While the Rat may be a closer, he is no less subject to l'esprit d'escalier than any of the rest of us. His zingers are scripted and practiced, so he is still subject to whatever is in his program. Obama may not be as quick on his feet as Bill Clinton or Jack Kennedy, but he has one huge asset the Rat does not. He is a human being.

I don't know if that will help him, but he needs to show up ready to rumble because Kate is not the only one whose mantra is "Remember the Supremes".

Karl Rove has it tattooed on his sloping hominid forehead. And you wouldn't believe his short list from which the Rat will choose the next new Supremes. The Five Families would weep with joy to see his compilation of corruptibles.

So....RTFS, Barack. For all our sakes.

October 16, 2012 | Unregistered CommenterAkhilleus

Uncommitted voters? Thom Hartmann suggests, as does Akhillius, that anyone uncommitted by this time is dumb or woefully ignorant. I'm a bit more skeptical than that. How many would simply claim to be uncommitted just to get their phiz on TV? Not an insignificant number in a nation whose citizens all crave their 15 seconds of fame. And how many of those will craft questions that promote their own so far hidden agendas?

Guess we'll find out in four hours. I may watch the baseball game.

October 16, 2012 | Unregistered CommenterKen Winkes

Buck up folks. It's far from over. If this is any indication, thingd might not be as bleak as they might seem:

http://www2.journalnow.com/news/2012/oct/14/obama-best-choice-president-ar-2689120/

.

October 16, 2012 | Unregistered CommenterDaveS

Dave,

A fine commendation from the Winston-Salem Journal who see fit, now, to countenance an Obama second term.
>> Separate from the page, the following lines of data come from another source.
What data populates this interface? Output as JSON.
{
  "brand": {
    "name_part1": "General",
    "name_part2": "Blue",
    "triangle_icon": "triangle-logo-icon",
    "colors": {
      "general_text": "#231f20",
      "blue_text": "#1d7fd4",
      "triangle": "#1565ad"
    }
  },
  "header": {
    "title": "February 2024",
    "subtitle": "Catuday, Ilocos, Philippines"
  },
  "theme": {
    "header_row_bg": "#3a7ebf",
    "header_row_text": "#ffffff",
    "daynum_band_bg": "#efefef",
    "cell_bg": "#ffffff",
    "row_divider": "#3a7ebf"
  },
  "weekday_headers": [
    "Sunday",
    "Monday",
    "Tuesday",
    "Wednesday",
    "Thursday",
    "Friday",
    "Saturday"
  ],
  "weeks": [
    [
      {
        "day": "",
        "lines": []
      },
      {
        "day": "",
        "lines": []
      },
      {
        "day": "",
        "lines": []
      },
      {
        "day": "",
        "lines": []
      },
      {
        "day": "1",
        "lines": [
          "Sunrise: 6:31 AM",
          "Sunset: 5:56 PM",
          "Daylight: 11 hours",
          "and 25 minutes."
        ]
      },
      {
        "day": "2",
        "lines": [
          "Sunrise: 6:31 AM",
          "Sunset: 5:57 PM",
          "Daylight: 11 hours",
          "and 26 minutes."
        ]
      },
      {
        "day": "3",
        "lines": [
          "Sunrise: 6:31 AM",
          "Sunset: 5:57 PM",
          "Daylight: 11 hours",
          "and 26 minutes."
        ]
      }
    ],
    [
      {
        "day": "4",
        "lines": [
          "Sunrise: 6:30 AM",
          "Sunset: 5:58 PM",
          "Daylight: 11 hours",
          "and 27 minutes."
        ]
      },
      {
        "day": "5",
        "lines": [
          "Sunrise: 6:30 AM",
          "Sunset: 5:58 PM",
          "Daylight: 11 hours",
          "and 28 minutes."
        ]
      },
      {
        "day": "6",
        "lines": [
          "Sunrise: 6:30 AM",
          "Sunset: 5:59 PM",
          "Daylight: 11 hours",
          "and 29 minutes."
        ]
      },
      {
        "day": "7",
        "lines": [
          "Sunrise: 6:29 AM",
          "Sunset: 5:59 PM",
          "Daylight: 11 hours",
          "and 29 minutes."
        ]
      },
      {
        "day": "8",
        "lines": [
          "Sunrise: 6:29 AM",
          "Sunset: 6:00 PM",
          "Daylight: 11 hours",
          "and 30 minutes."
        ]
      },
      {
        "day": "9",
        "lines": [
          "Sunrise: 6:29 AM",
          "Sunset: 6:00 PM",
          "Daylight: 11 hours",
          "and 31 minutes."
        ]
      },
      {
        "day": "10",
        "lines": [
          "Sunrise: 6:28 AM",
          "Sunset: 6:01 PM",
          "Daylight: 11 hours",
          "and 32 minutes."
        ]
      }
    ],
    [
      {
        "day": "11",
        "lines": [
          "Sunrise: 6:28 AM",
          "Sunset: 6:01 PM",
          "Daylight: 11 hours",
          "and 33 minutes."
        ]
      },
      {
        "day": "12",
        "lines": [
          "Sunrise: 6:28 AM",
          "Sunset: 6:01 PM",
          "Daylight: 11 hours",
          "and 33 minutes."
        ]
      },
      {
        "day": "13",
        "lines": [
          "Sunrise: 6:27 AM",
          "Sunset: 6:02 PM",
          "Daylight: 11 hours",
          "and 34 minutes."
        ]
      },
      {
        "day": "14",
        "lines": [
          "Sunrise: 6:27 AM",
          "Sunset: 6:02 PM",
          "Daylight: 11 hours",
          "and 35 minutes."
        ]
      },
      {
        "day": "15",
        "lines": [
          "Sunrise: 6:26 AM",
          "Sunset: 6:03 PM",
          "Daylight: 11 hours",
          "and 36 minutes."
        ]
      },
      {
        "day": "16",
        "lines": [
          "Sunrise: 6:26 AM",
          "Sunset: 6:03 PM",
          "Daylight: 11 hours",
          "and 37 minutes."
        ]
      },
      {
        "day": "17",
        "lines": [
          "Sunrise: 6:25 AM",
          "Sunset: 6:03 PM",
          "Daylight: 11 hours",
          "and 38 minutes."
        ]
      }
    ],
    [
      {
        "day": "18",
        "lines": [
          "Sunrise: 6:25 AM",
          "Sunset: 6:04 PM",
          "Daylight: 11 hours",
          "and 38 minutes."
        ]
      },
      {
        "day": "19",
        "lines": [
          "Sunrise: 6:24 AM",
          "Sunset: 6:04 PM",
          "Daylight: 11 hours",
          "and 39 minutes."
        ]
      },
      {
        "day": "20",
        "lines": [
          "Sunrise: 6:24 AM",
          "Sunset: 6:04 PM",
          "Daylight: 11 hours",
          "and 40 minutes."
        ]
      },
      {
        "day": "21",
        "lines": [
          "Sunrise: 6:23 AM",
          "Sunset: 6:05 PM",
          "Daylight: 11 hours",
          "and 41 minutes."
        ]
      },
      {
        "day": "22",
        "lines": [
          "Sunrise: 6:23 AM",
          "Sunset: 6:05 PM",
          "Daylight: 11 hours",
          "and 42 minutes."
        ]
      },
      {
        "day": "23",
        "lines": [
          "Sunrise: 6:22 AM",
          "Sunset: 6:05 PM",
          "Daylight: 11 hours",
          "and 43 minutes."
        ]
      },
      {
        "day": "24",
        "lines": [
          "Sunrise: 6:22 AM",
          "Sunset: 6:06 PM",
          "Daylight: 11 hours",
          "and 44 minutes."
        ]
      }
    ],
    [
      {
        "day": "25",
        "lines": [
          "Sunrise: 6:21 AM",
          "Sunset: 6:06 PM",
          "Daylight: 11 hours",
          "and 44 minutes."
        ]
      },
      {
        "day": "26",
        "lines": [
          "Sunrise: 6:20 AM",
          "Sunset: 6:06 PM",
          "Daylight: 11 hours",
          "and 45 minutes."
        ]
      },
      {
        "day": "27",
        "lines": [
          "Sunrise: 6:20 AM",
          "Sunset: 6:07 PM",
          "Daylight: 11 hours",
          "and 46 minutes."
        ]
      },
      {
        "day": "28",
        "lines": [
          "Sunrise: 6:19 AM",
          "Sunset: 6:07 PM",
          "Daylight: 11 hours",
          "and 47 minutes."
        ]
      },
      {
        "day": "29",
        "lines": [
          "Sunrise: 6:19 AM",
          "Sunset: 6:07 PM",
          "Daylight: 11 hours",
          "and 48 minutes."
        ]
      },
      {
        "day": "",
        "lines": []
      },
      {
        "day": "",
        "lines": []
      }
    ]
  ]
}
The problem, as we have all perceived, is that many of those whom the Republican Party are allowing to vote, have decided that facts and reality don't mean jack.
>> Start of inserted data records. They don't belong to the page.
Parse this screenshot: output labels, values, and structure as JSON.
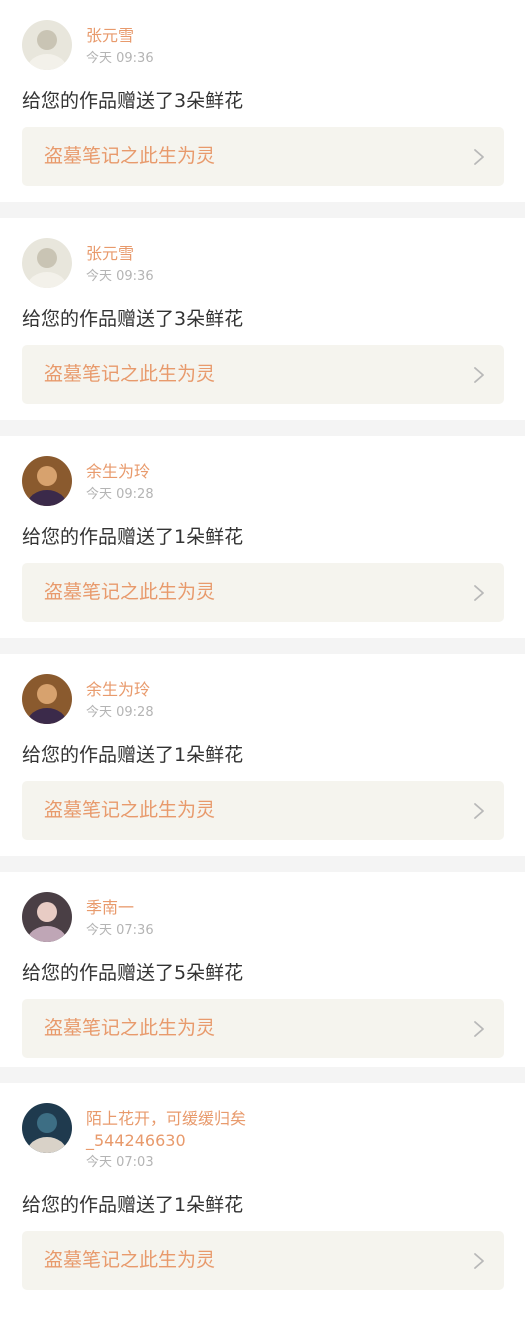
{
  "notifications": [
    {
      "user": "张元雪",
      "time": "今天 09:36",
      "message": "给您的作品赠送了3朵鲜花",
      "work": "盗墓笔记之此生为灵",
      "avatar_palette": [
        "#e8e6dc",
        "#c9c4b4",
        "#f3f1ea"
      ]
    },
    {
      "user": "张元雪",
      "time": "今天 09:36",
      "message": "给您的作品赠送了3朵鲜花",
      "work": "盗墓笔记之此生为灵",
      "avatar_palette": [
        "#e8e6dc",
        "#c9c4b4",
        "#f3f1ea"
      ]
    },
    {
      "user": "余生为玲",
      "time": "今天 09:28",
      "message": "给您的作品赠送了1朵鲜花",
      "work": "盗墓笔记之此生为灵",
      "avatar_palette": [
        "#8a5a2e",
        "#d7a26e",
        "#3b2a4a"
      ]
    },
    {
      "user": "余生为玲",
      "time": "今天 09:28",
      "message": "给您的作品赠送了1朵鲜花",
      "work": "盗墓笔记之此生为灵",
      "avatar_palette": [
        "#8a5a2e",
        "#d7a26e",
        "#3b2a4a"
      ]
    },
    {
      "user": "季南一",
      "time": "今天 07:36",
      "message": "给您的作品赠送了5朵鲜花",
      "work": "盗墓笔记之此生为灵",
      "avatar_palette": [
        "#4a3f45",
        "#e8ccc4",
        "#bfa6b6"
      ]
    },
    {
      "user": "陌上花开，可缓缓归矣_544246630",
      "time": "今天 07:03",
      "message": "给您的作品赠送了1朵鲜花",
      "work": "盗墓笔记之此生为灵",
      "avatar_palette": [
        "#1f3a4e",
        "#3d6e84",
        "#d9d2c8"
      ]
    }
  ],
  "colors": {
    "username": "#e89a6c",
    "work_title": "#e89a6c",
    "time": "#b4b4b4",
    "message": "#333333",
    "work_bg": "#f5f4ee",
    "separator": "#f4f4f4"
  },
  "icons": {
    "item_arrow": "chevron-right-icon"
  }
}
The editors of the Winston-Salem Journal may have seen the light, but the vast majority of those who pulled the lever for McCain (and even some who didn't but whose levers pulled themselves for McCain) are still living in the 13th century and LOVE the Willard Mechanism. For one thing, he's confident (a practiced liar), he's rich (having stolen millions from other Americans), he's good looking (blemishes are unknown to robots), and he professes to be a good, holy, religious man (see that bit about being a practiced liar), plus he's a member of the Kill Anything That Moves Party.

To pretty much everyone who is voting for, or considering voting for, the Rat, truth matters less to them than the History of Socialism, introduction by Hugo Chavez, forward by Francois Mitterand, and edited by Terry Eagleton.
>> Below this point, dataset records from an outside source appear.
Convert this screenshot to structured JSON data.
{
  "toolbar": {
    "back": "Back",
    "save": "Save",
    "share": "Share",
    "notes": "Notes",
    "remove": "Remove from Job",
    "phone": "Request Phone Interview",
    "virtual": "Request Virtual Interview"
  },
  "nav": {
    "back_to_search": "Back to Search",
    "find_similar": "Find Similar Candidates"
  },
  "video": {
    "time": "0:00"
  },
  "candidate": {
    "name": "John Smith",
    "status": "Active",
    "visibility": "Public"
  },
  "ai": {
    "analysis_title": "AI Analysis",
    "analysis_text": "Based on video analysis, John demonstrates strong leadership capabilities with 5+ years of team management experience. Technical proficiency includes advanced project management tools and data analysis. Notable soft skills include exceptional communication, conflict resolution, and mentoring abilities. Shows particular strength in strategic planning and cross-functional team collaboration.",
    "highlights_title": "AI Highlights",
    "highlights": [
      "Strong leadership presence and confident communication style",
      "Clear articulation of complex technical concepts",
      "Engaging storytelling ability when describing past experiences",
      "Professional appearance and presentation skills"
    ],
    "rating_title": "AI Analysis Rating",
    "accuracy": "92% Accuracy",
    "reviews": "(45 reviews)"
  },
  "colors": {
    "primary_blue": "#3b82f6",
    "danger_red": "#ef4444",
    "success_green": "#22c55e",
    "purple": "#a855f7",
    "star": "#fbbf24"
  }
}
So they really won't give two Wal-Mart brand cheap vegetable oil assisted fucks about what the Winston-Salem Journal has to say. In fact, any North Carolinians who happen upon this piece can check in with their local Fox affiliate or Fox online to "learn" that there is simply no truth in this assessment.

The Rat is the one they must vote for in order to maintain their standing as TRUE AMERICANS.

Idiots, line up right here, toe to heel, toe to heel, that's it. Don't worry about a fucking thing. We've got your back. Pull that lever for the Rat and his assistant pig, the Fraud.